Friday, September 26, 2008

No Country for Mold Men


Try some real films!

I have seen films I despised before due to incompetence (Michael Clayton) or nihilistic idiocy (Fight Club) or just sheer pretentiousness (Harold and Maude). But never have I felt so shit on as I have after watching "No Country for Old Men". Filmmaking - like life - should be an act of love. This celluloid crime was an act of hatred. I will steal a line from an IMDB reviewer who sums it up perfectly: Despicable Snuff Film with Pseudo-Intellectual Pretensions. What this movie pretends to say is that there's no inherent defect in evil (the bad guy is "Steven Seagal in reverse - an infallible anti-hero" as one reviewer put it). I'll never watch another Coen brothers film again.

I understand about ugly truths. I revel in them and hunger for them because my own life is an ugly truth. But rarely, rarely do I ever see one. I did see one in "Shooter" when the crippled assassin assessed the situation that placed him in his predicament: "What it is, is human weakness. You can't kill that with a gun." I almost cheered when I heard that. But "ugly truth" is also a fake filmmaker's best friend when it comes to mindless acts of evil to "show how things really are" and all the teenage minds in the audience high five each other in awe. To them, the truth is pretentious and immaturity is "reality". To them, there is no such thing as truth, merely wishful thinking.


No society survives without a social fabric. In order for us to survive as a whole, we have to be able to trust one another. This has never been more true than now. Can you grow all your own food? Or make your own gas? Or provide your own electricity? The higher the living, the greater the interdependency. Each of us has an implied social contract with each other not to betray the trust that has been placed upon us. But we have a word for those who betray that contract: terrorists.

"No Country" is cinematic terrorism. It is the filmmaking equivalent of someone tapping you on the shoulder and then hocking a loogie on your face. But because we live in the age of terrorism (and it's supposed to be "daring" to say evil is winning. Ewwww, impressed!), many will hail this as an attribute because it reflects the times of rust we live in. "Man, this is no time to honor pussy ass social trust, there's unrepentant evil out there!" Truth is - and we know this already - that is exactly the time to most honor that trust. You will call me naive - I will call you uninformed.

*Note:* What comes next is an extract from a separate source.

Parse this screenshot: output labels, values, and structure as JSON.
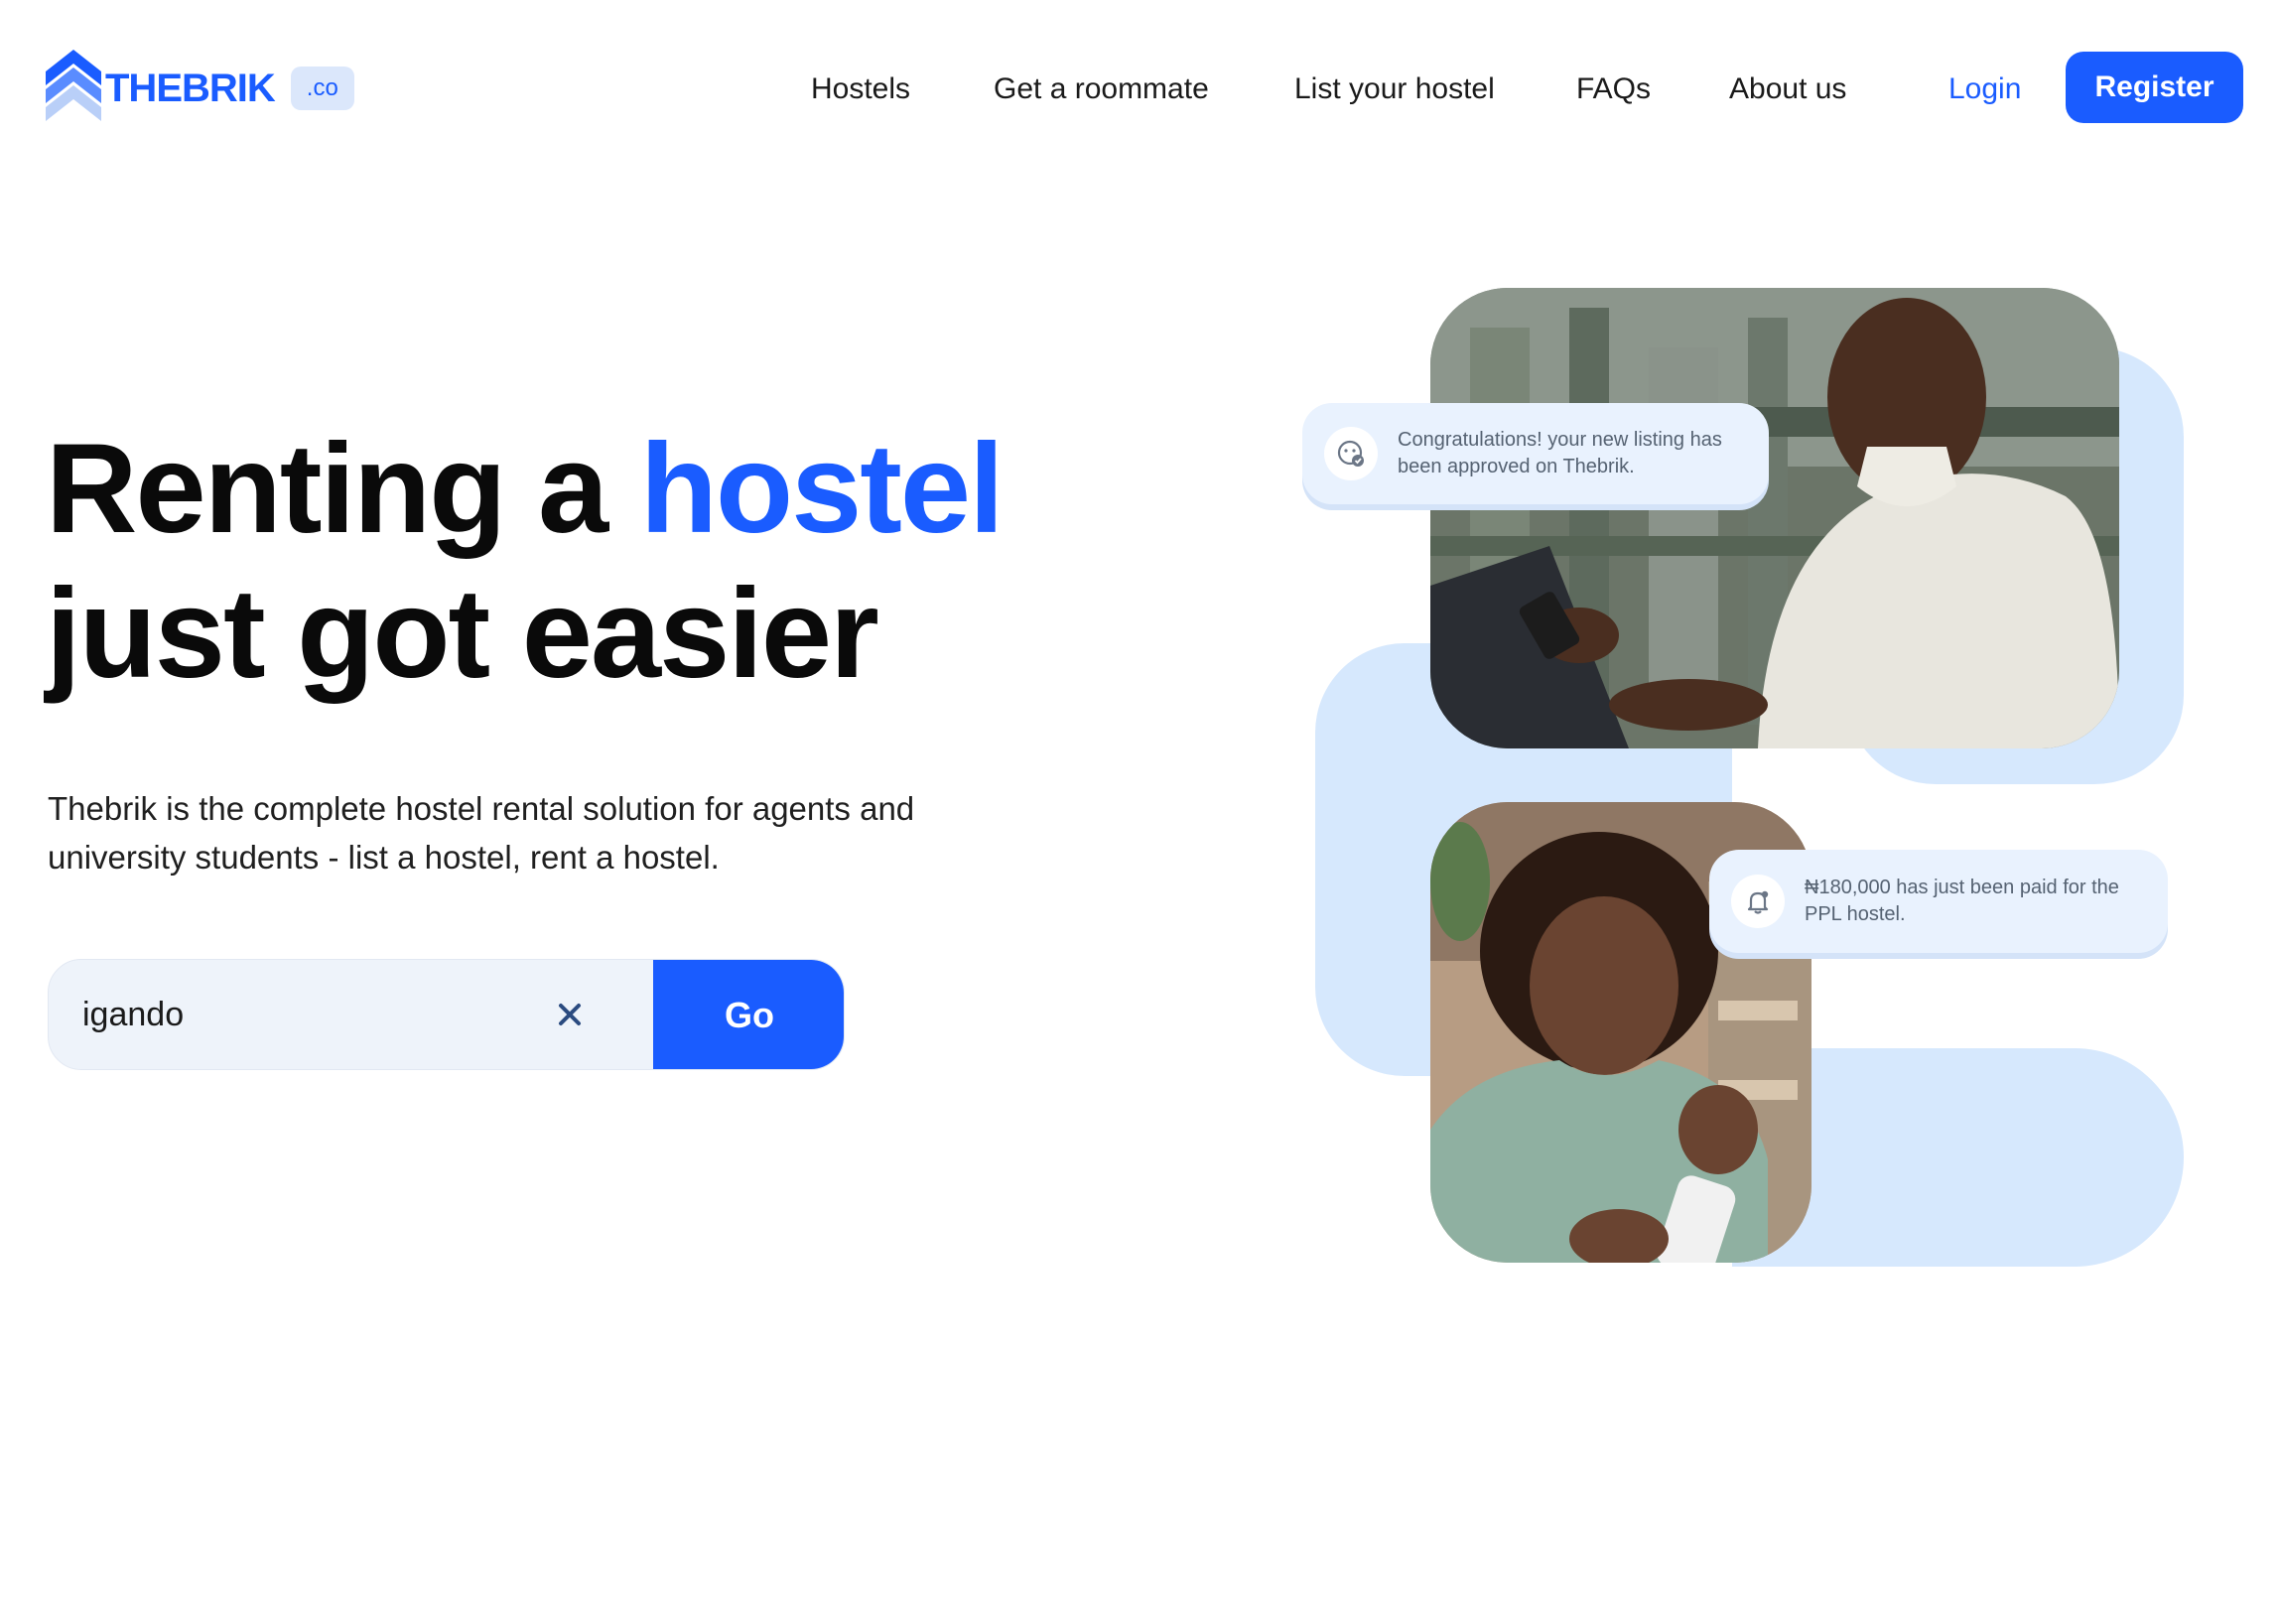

Don't get me wrong. I have just as much impulse and desire to pull the chair out when someone tries to sit down as anyone. Probably much more so. It gives me a genuine sense of satisfaction to see their hate-filled face and to hear them cursing me. (If they say nothing and are adult about it, it kills me.) It's just that I don't see that as something to be celebrated. To celebrate this film is to celebrate being an asshole.

Eh, no wonder so many people like it.



P.S. Nash Bridges would have caught this guy EASY!